The probabilist Krzysztof Burdzy, in his 2009 book The Search for Certainty: On the Clash of Science and Philosophy of Probability (which was just as provocative³ as De Finetti’s) argued that, while any use of probability calculus is allowed internally subject to Kolmogorov’s axioms, the only external output of a probabilistic theory should be a statement of the form “the probability of such-and-such an event is zero” or “the probability of such-and-such an event is one.” This, in my view, is close to van Fraassen’s notion of empirical adequacy since we can subject such zero-one statements to empirical verification, assuming that the events they refer to map faithfully to Facet A. And, just like the case with unobservables in van Fraassen’s framework, any consistent use of probabilistic constructs is ok, as long as we refrain from making any truth claims about the events they represent.

So, Ramsey, De Finetti, and Savage were definitely on to something when they refused to treat probabilities as objective features of the world or as logically necessary consequences of fixed beliefs about the world (this was the “logicist” view advocated by John Maynard Keynes and by Rudolf Carnap). However, they also went too far in the subjective direction. Indeed, any probabilistic theory, as a Facet B construct, must be coherent according to Kolmogorov’s axioms; however, we demand that any claims that it makes about Facet A entities have to be empirically verifiable, and thus must be “direct representations of” (i.e., correspond to) observable phenomena. The need to base scientific theories on both coherence and correspondence theories of truth was phrased nicely by Jacob Bronowski in his 1978 book The Origins of Knowledge and Imagination:

[T]he "inferred units," the theoretical concepts of a science, … form the links in the system. I have said of the "grammar of explanation," the axiom system of a science, that it is a truth (in so far as there is truth) which we judge by its coherence; whereas through the "dictionary of translation," which relates abstract theorems to specific problems, we judge that truth by its correspondence. And the fact is that once you think of science as that kind of language, then the usual dilemma of philosophy—the coherence theory of truth versus the correspondence theory of truth—disappears. Why? Because you cannot make a theory of scientific explanation which does not involve both, if you believe the universe to be totally connected. And if you believe that, then you have a very good reason for preferring one axiomatic system to another: namely, that it is more richly connected.

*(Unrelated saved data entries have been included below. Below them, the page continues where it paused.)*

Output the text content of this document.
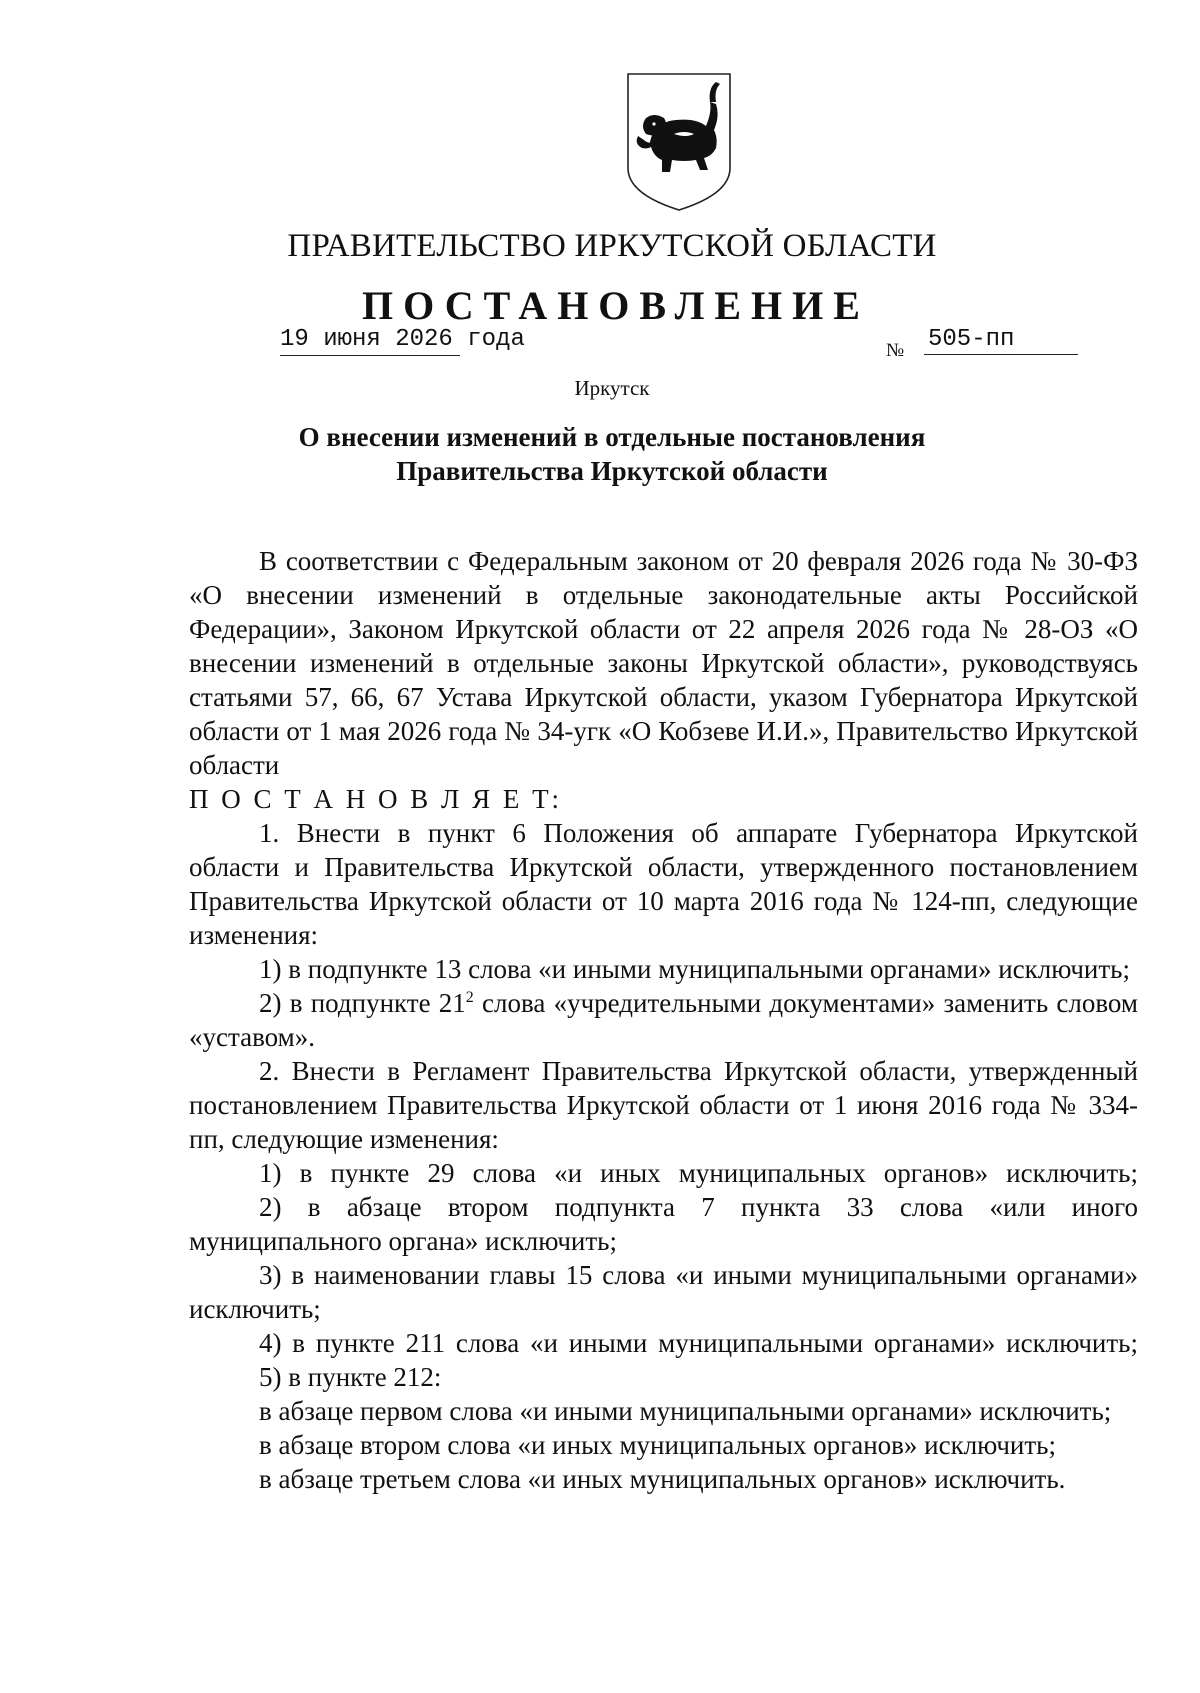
ПРАВИТЕЛЬСТВО ИРКУТСКОЙ ОБЛАСТИ
ПОСТАНОВЛЕНИЕ
19 июня 2026 года	№ 505-пп
Иркутск
О внесении изменений в отдельные постановления
Правительства Иркутской области

В соответствии с Федеральным законом от 20 февраля 2026 года № 30-ФЗ «О внесении изменений в отдельные законодательные акты Российской Федерации», Законом Иркутской области от 22 апреля 2026 года № 28-ОЗ «О внесении изменений в отдельные законы Иркутской области», руководствуясь статьями 57, 66, 67 Устава Иркутской области, указом Губернатора Иркутской области от 1 мая 2026 года № 34-угк «О Кобзеве И.И.», Правительство Иркутской области

П О С Т А Н О В Л Я Е Т:

1. Внести в пункт 6 Положения об аппарате Губернатора Иркутской области и Правительства Иркутской области, утвержденного постановлением Правительства Иркутской области от 10 марта 2016 года № 124-пп, следующие изменения:

1) в подпункте 13 слова «и иными муниципальными органами» исключить;

2) в подпункте $21^2$ слова «учредительными документами» заменить словом «уставом».

2. Внести в Регламент Правительства Иркутской области, утвержденный постановлением Правительства Иркутской области от 1 июня 2016 года № 334-пп, следующие изменения:

1) в пункте 29 слова «и иных муниципальных органов» исключить;

2) в абзаце втором подпункта 7 пункта 33 слова «или иного муниципального органа» исключить;

3) в наименовании главы 15 слова «и иными муниципальными органами» исключить;

4) в пункте 211 слова «и иными муниципальными органами» исключить;

5) в пункте 212:

в абзаце первом слова «и иными муниципальными органами» исключить;

в абзаце втором слова «и иных муниципальных органов» исключить;

в абзаце третьем слова «и иных муниципальных органов» исключить.
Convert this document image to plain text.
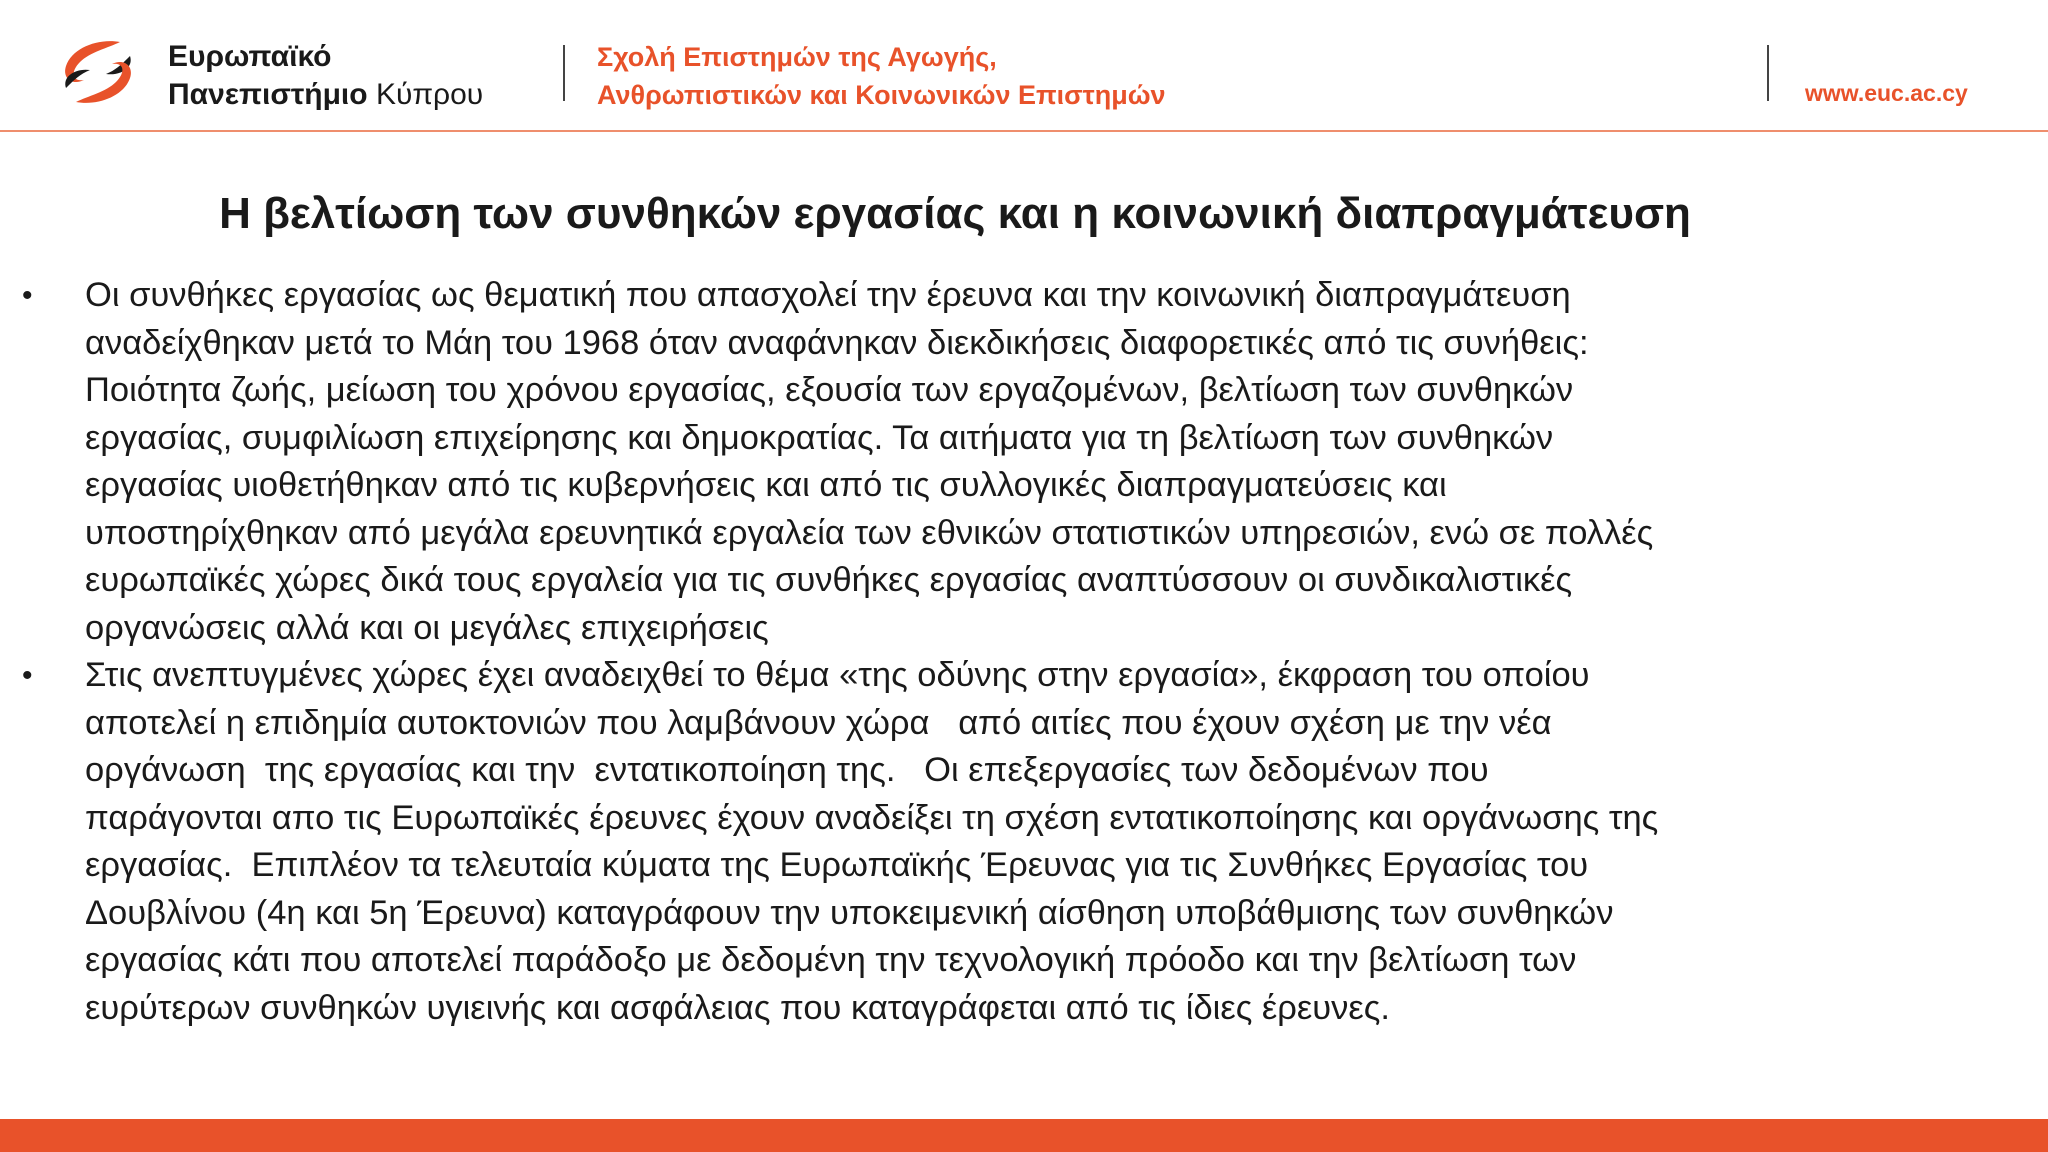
Ευρωπαϊκό
Πανεπιστήμιο Κύπρου
Σχολή Επιστημών της Αγωγής,
Ανθρωπιστικών και Κοινωνικών Επιστημών	www.euc.ac.cy
Η βελτίωση των συνθηκών εργασίας και η κοινωνική διαπραγμάτευση
• Οι συνθήκες εργασίας ως θεματική που απασχολεί την έρευνα και την κοινωνική διαπραγμάτευση
αναδείχθηκαν μετά το Μάη του 1968 όταν αναφάνηκαν διεκδικήσεις διαφορετικές από τις συνήθεις:
Ποιότητα ζωής, μείωση του χρόνου εργασίας, εξουσία των εργαζομένων, βελτίωση των συνθηκών
εργασίας, συμφιλίωση επιχείρησης και δημοκρατίας. Τα αιτήματα για τη βελτίωση των συνθηκών
εργασίας υιοθετήθηκαν από τις κυβερνήσεις και από τις συλλογικές διαπραγματεύσεις και
υποστηρίχθηκαν από μεγάλα ερευνητικά εργαλεία των εθνικών στατιστικών υπηρεσιών, ενώ σε πολλές
ευρωπαϊκές χώρες δικά τους εργαλεία για τις συνθήκες εργασίας αναπτύσσουν οι συνδικαλιστικές
οργανώσεις αλλά και οι μεγάλες επιχειρήσεις
• Στις ανεπτυγμένες χώρες έχει αναδειχθεί το θέμα «της οδύνης στην εργασία», έκφραση του οποίου
αποτελεί η επιδημία αυτοκτονιών που λαμβάνουν χώρα   από αιτίες που έχουν σχέση με την νέα
οργάνωση  της εργασίας και την  εντατικοποίηση της.   Οι επεξεργασίες των δεδομένων που
παράγονται απο τις Ευρωπαϊκές έρευνες έχουν αναδείξει τη σχέση εντατικοποίησης και οργάνωσης της
εργασίας.  Επιπλέον τα τελευταία κύματα της Ευρωπαϊκής Έρευνας για τις Συνθήκες Εργασίας του
Δουβλίνου (4η και 5η Έρευνα) καταγράφουν την υποκειμενική αίσθηση υποβάθμισης των συνθηκών
εργασίας κάτι που αποτελεί παράδοξο με δεδομένη την τεχνολογική πρόοδο και την βελτίωση των
ευρύτερων συνθηκών υγιεινής και ασφάλειας που καταγράφεται από τις ίδιες έρευνες.
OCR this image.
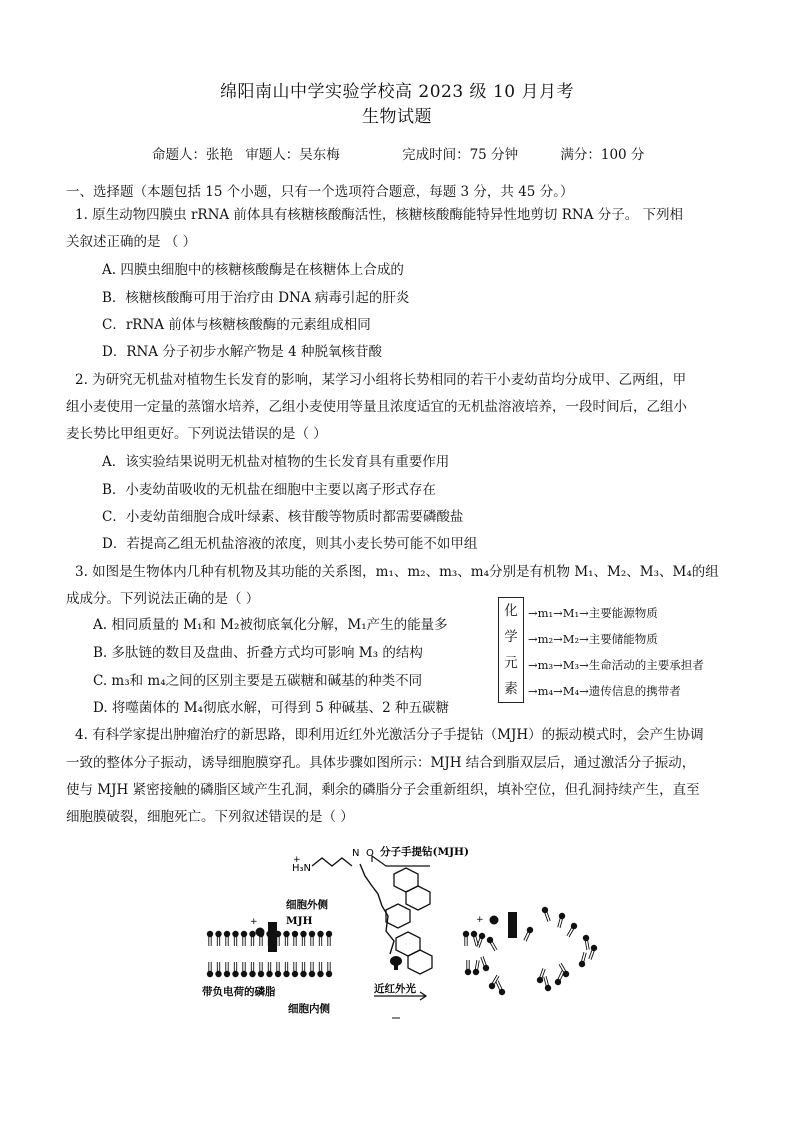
绵阳南山中学实验学校高 2023 级 10 月月考
生物试题
命题人：张艳 审题人：吴东梅	完成时间：75 分钟	满分：100 分
一、选择题（本题包括 15 个小题，只有一个选项符合题意，每题 3 分，共 45 分。）
1. 原生动物四膜虫 rRNA 前体具有核糖核酸酶活性，核糖核酸酶能特异性地剪切 RNA 分子。 下列相
关叙述正确的是 （ ）
A. 四膜虫细胞中的核糖核酸酶是在核糖体上合成的
B．核糖核酸酶可用于治疗由 DNA 病毒引起的肝炎
C．rRNA 前体与核糖核酸酶的元素组成相同
D．RNA 分子初步水解产物是 4 种脱氧核苷酸
2. 为研究无机盐对植物生长发育的影响，某学习小组将长势相同的若干小麦幼苗均分成甲、乙两组，甲
组小麦使用一定量的蒸馏水培养，乙组小麦使用等量且浓度适宜的无机盐溶液培养，一段时间后，乙组小
麦长势比甲组更好。下列说法错误的是（ ）
A．该实验结果说明无机盐对植物的生长发育具有重要作用
B．小麦幼苗吸收的无机盐在细胞中主要以离子形式存在
C．小麦幼苗细胞合成叶绿素、核苷酸等物质时都需要磷酸盐
D．若提高乙组无机盐溶液的浓度，则其小麦长势可能不如甲组
3. 如图是生物体内几种有机物及其功能的关系图，m₁、m₂、m₃、m₄分别是有机物 M₁、M₂、M₃、M₄的组
成成分。下列说法正确的是（ ）
A. 相同质量的 M₁和 M₂被彻底氧化分解，M₁产生的能量多
B. 多肽链的数目及盘曲、折叠方式均可影响 M₃ 的结构
C. m₃和 m₄之间的区别主要是五碳糖和碱基的种类不同
D. 将噬菌体的 M₄彻底水解，可得到 5 种碱基、2 种五碳糖
化
学
元
素
→m₁→M₁→主要能源物质
→m₂→M₂→主要储能物质
→m₃→M₃→生命活动的主要承担者
→m₄→M₄→遗传信息的携带者
4. 有科学家提出肿瘤治疗的新思路，即利用近红外光激活分子手提钻（MJH）的振动模式时，会产生协调
一致的整体分子振动，诱导细胞膜穿孔。具体步骤如图所示：MJH 结合到脂双层后，通过激活分子振动，
使与 MJH 紧密接触的磷脂区域产生孔洞，剩余的磷脂分子会重新组织，填补空位，但孔洞持续产生，直至
细胞膜破裂，细胞死亡。下列叙述错误的是（ ）
H₃N
+
N O 分子手提钻(MJH)
细胞外侧
MJH
+
带负电荷的磷脂
细胞内侧
近红外光
+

And, as far as correspondence goes, I am in full agreement with Burdzy when he says that

the role of the probability theory is to identify events of probability 0 or 1 because these are the only probability values which can be verified or falsified by observations. In other words, knowing some probabilities between 0 and 1 has some value only to the extent that such probabilities can be used as input in calculations leading to the identification of events of probability 0 or 1.

1

Quantum mechanics does not contradict this: Its substantive content is about deterministic evolution of the wavefunction according to Schrödinger’s equation. The probabilistic interpretation of the wavefunction à la Born, and the associated notion of collapse, is an interface between the quantum and the classical descriptions of the world, and not a core postulate of quantum mechanics.

2

De Finetti introduced the notion of coherence of a system of bets, or subjective probability assessments, although he famously insisted on allowing only finite additivity in contrast to Kolmogorov’s axioms that admit countably (or sigma-) additive measures. Chapters 1-2 and Appendix A in the PhD thesis of Peter B. Jones contain an interesting discussion of coherence in the works of Ramsey, De Finetti, and Savage.

3

It certainly ruffled some Bayesian feathers.

Comments

[R Meager]

this was great :)

[Seth Stafford]

"role of the probability theory is to identify events of probability 0 or 1"

IOW: Everything comes down to the Borel-Cantelli lemmas* ... when the aggregated randomness yields certainty in either direction.

*and other results with a family resemblance to B-C